Tchad : Vers un renforcement de la médecine traditionnelle à travers une formation organisée par l’ANAMED

La secrétaire d’État à la Santé publique et à la Prévention, Dr Mbaïdédji Dékandji Francine, a reçu ce samedi 08 novembre 2025 une délégation de l’Action de la médecine naturelle au Tchad (ANAMED), venue conduire une formation destinée aux tradipraticiens, aux leaders religieux ainsi qu’aux cadres du ministère de la Santé.

Cette session de renforcement des capacités, organisée à N’Djamena, visait à créer un cadre d’échanges et de partage d’expériences entre les différents acteurs de la médecine traditionnelle. Selon Mbaigolmem Sébastien, président de la commission Santé et Affaires sociales du Sénat, la rencontre a permis aux participants « de communiquer, d’échanger leurs expériences professionnelles et de s’engager à marcher ensemble pour le bien des communautés ». Il a également informé qu’une feuille de route entre l’OMS et le Sénat a été signée, afin d’harmoniser le cadre juridique entourant la pratique de la médecine traditionnelle au Tchad.

Le Professeur Aigbé Marcellin, président de l’ANAMED Internationale et formateur principal, a souligné que la formation des tradipraticiens constitue « une exigence pour apporter une véritable touche scientifique et promouvoir la médecine traditionnelle ». Il a rappelé que l’Afrique compte aujourd’hui trois écoles dédiées à la formation des tradipraticiens, estimant avoir « semé la bonne graine » au Tchad grâce à cette session destinée à appuyer la volonté politique de développement du secteur.

Au cours des travaux, un bureau de l’ANAMED Internationale a été mis en place à N’Djamena pour renforcer la collaboration entre les acteurs de la médecine naturelle. Léonie Ngaordoum, point focal de l’ANAMED-Tchad, a souligné que la médecine naturelle « avance » dans le pays et que les participants ont bénéficié de notions pratiques destinées à améliorer la qualité de leurs prestations.
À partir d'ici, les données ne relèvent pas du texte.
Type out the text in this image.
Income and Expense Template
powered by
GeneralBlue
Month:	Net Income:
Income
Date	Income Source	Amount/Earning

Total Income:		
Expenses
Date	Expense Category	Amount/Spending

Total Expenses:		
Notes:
Le président de la Confédération des tradipraticiens du Tchad, Mbaitissem Khamis, a rappelé l’importance de la médecine naturelle dans les communautés et rassuré de leur volonté d’accompagner le ministère de la Santé dans l’accomplissement de ses missions. Les discussions ont particulièrement mis en avant la préservation de la nature, l’implication de tous les acteurs, l’intégration de la médecine traditionnelle dans le système de santé, l’organisation des tradipraticiens et la solidarité, considérés comme des leviers essentiels pour structurer le secteur.

Pour sa part, la secrétaire d’État à la Santé publique et à la Prévention a salué « le travail accompli par l’équipe de l’action de la médecine naturelle » et la qualité de la formation, qui vise à rehausser le niveau de compréhension et de partenariat entre les acteurs. Elle a rappelé que le ministère a mis en place une direction de la pharmacopée, afin de concrétiser la vision des plus hautes autorités et de rendre le système de santé plus dynamique et résilient.

Dr Mbaïdédji Dékandji Francine a enfin insisté sur la nécessité de renforcer le partenariat entre le ministère, les tradipraticiens et les organisations engagées dans la médecine naturelle, exhortant le bureau nouvellement mis en place à « œuvrer pour consolider la collaboration avec tous les acteurs du secteur » afin de permettre aux structures concernées de s’affirmer davantage.